Credit scoring, the term used by insurance companies to rate your credit, has been a disaster for some consumers. Most insurance companies are now basing the cost of your insurance policy on your credit score. Missing as little as two payments on credit cards or other financial obligations could lead to your insurance premium possibly doubling. If your credit score is bad you could pay more when getting an insurance quote. And, regardless of the time you have been with your insurance company or your loss history, a low credit score could lead to a higher insurance premium or possible loss of your policy.
Many are asking, "What does one's credit rating or credit score have to do with their insurance policy premium or insurance quote?" The answer may surprise you. Insurance companies feel that if you are not responsible with your money, then you are more than likely not going to be responsible on the road. According to his recent statement to CBS, Donald Hanson of the National Association of Independent Insurers agrees. Hanson stated, "Research indicates that people who manage their personal finances responsibly tend to manage other important aspects of their life with that same level of responsibility and that would include being responsible behind the wheel of their car or being responsible in maintaining their home." Some disagree with Hanson's ideas on insurance credit scoring and feel it creates a hardship for many who are already struggling.
What can I do to improve my score?
Credit scoring systems are complex and vary among creditors or insurance companies and for different types of credit or insurance. If one factor changes, your score may change — but improvement generally depends on how that factor relates to others the system considers. Only the business using the scoring knows what might improve your score under the particular model they use to evaluate your application.
Nevertheless, scoring models usually consider the following types of information in your credit report to help compute your credit score:
- Have you paid your bills on time? You can count on payment history to be a significant factor. If your credit report indicates that you have paid bills late, had an account referred to collections, or declared bankruptcy, it is likely to affect your score negatively.
- Are you maxed out? Many scoring systems evaluate the amount of debt you have compared to your credit limits. If the amount you owe is close to your credit limit, it’s likely to have a negative effect on your score.
- How long have you had credit? Generally, scoring systems consider the length of your credit track record. An insufficient credit history may affect your score negatively, but factors like timely payments and low balances can offset that.

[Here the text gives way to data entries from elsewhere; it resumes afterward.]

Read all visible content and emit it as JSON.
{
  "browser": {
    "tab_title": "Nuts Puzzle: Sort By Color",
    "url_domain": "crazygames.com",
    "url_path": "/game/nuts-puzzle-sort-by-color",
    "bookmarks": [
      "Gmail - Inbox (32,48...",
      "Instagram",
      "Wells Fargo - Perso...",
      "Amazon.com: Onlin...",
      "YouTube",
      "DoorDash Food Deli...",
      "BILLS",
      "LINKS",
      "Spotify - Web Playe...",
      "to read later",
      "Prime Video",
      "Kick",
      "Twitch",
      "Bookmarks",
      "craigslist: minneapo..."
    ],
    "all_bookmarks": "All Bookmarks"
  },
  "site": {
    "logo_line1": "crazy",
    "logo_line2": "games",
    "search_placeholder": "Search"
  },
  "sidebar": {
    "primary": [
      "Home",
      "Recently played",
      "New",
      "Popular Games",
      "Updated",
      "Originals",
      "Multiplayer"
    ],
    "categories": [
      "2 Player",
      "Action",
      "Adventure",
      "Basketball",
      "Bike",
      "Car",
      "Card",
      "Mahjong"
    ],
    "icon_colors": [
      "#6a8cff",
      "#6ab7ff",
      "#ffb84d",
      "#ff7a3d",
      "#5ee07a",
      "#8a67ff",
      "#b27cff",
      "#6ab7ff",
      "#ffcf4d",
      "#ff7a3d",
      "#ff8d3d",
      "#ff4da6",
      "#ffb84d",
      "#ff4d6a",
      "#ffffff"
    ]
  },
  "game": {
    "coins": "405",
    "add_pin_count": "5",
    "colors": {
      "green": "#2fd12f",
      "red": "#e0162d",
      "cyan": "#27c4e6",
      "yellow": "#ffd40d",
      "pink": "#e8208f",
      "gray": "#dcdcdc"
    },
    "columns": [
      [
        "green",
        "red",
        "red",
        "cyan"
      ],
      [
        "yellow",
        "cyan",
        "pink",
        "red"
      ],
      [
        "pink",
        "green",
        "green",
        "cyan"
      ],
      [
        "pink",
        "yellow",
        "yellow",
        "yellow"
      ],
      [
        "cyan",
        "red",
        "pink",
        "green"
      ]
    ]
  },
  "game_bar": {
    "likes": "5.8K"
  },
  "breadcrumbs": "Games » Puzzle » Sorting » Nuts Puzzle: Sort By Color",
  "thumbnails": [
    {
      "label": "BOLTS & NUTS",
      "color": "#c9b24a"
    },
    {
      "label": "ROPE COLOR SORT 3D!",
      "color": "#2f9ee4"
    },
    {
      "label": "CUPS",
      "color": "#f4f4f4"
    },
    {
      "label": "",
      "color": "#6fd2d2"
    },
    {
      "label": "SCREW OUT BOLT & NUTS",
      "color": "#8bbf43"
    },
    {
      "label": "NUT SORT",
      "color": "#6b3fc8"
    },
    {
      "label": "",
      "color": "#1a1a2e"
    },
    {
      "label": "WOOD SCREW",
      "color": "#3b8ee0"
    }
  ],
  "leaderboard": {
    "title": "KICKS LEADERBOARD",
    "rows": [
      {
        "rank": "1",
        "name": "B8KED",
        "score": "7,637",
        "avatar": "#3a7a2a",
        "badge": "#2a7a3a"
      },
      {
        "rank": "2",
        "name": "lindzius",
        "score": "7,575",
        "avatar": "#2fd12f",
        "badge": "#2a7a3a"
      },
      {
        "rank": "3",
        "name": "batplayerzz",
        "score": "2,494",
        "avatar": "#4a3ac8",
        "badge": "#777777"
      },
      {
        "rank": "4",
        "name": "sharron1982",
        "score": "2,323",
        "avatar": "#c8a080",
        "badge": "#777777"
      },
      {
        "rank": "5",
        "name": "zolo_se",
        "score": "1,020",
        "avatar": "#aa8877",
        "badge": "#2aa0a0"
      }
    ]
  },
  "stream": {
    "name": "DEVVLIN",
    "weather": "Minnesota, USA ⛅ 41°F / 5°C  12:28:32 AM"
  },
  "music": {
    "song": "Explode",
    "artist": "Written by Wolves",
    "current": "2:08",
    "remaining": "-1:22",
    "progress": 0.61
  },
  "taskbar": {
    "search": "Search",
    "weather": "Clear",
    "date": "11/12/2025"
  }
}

- Have you applied for new credit lately? Many scoring systems consider whether you have applied for credit recently by looking at “inquiries” on your credit report. If you have applied for too many new accounts recently, it could have a negative effect on your score. Every inquiry isn’t counted: for example, inquiries by creditors who are monitoring your account or looking at credit reports to make “prescreened” credit offers are not considered liabilities.
- How many credit accounts do you have and what kinds of accounts are they? Although it is generally considered a plus to have established credit accounts, too many credit card accounts may have a negative effect on your score. In addition, many scoring systems consider the type of credit accounts you have. For example, under some scoring models, loans from finance companies may have a negative effect on your credit score.
Improving your score significantly is likely to take some time, but it can be done. To improve your credit score under most systems, focus on paying your bills in a timely way, paying down any outstanding balances, and staying away from new debt.